BU ÜÇLÜ KİRLİ İTTİFAK İSLAMİ BİR TÜRKİYE’Yİ İSTEMİYOR!? (IV)

Sevgili okurlar.

 Yazı serimiz devam ediyor...

“BU ÜÇLÜ KİRLİ İTTİFAK İSLAMİ BİR TÜRKİYE’Yİ İSTEMİYOR” başlığı altında, ele aldığımız mevzuları irdelemeyi sürdürüyoruz...

Bilindiği üzre Türkiye Müslüman bir ülkedir.

Her zaman yazıyoruz, dile getiriyoruz ve aynı zamanda siz değerli okurlarımızla birlikte tüm kamuoyuyla memleket meselelerini; “bu minvalde” değerlendirip, paylaşıyoruz...

Lakin şairin dediği gibi;

Kullu şey’in şey’ün

Hatta ravsû şey’ün

Vel cehlu la bi şey’in”

Her şey illaki bir şeydir.

İster yararlı olsun, ister zararlı olsun ele alınan konu her ne ise; illaki bir şeyin vasfını taşıyordur...

Hatta hayvan dışkıları dahi bir şeydir.

Ondan da insanlar “gübre olarak” yararlanıyor...

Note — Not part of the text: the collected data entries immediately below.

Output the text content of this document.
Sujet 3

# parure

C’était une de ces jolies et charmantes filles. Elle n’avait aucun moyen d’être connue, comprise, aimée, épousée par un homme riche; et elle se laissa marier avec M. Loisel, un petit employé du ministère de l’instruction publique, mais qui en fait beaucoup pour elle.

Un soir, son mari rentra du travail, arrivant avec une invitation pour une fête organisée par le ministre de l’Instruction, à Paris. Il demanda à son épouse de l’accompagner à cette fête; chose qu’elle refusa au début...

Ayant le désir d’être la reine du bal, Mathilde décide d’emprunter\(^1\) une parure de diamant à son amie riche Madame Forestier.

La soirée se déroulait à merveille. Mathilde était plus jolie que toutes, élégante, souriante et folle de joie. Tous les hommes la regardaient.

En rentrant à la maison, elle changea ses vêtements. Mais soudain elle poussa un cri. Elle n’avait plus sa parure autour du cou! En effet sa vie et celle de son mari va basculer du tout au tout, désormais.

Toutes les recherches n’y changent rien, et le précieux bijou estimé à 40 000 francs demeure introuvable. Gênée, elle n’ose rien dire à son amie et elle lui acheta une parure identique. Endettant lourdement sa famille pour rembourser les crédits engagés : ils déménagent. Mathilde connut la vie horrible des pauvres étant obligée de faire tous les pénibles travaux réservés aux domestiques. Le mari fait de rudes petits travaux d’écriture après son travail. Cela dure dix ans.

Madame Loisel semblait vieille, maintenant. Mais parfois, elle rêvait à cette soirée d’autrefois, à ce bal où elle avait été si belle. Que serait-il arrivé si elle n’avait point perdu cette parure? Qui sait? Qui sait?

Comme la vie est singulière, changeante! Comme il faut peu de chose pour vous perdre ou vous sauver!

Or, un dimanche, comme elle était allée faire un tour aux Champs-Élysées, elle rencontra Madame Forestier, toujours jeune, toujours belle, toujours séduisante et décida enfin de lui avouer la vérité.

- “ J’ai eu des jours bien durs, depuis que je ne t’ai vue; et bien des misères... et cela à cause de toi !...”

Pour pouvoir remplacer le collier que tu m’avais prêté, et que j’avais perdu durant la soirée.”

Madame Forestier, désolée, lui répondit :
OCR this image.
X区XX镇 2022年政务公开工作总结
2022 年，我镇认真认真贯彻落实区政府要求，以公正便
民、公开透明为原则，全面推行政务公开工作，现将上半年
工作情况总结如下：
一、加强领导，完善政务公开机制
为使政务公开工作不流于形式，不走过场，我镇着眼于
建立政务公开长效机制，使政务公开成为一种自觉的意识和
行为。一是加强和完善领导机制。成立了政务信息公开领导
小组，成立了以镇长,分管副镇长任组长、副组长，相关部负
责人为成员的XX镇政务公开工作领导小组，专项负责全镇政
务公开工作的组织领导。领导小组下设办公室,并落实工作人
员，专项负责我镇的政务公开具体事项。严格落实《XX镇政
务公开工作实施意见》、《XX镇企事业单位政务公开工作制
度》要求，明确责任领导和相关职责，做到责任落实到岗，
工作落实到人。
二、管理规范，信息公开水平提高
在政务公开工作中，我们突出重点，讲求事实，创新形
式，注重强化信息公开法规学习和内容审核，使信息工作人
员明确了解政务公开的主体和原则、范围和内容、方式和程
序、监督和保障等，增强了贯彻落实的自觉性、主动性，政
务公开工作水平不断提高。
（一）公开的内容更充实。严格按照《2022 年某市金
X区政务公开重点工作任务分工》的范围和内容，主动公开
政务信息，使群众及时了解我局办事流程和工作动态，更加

Ama cehalet hiçbir şeydir.

Cehalete tanınan herhangi bir vasıf ve kimlik yoktur...

Ne ilmi değerlerde var.

Ne de tarihi kültürler içerisinde yeri var.

Ne de kutsanacak herhangi bir tarafı var...

Çünkü cehalet eşittir rezalettir...

Meskenettir ve hıyanetlerin en dehşetlisidir cehalet!...

Onun için, cehalet her toplumun içine girmez.

Hele hele İslam ümmeti içine hiç sokulmaması gerektiği gibi, yaşamasına ve varlık göstermesine de müsaade edilmemelidir...

Cehalet, ancak zalimin, kâfirin veya inkârcının ya da hiçbir şeye inanmayanın karakterinde vücut bulur..

Burada üreme gösterip yaşar!...

Bu itibarla böylesine insanlar, gerek devletlerin yönetimlerinde olsun, gerekse de toplumlarda olsun veya aşiret ağaları olsun, ya da sıradan çoban memo olsun.

Her kim olursa olsun.

Bu kirli vasıfları toplumlara taşımamak için, devletle millet birbiriyle kenetlenmeli, el ele vererek ilmi değerlerle kendini konuşlandırmalıdır...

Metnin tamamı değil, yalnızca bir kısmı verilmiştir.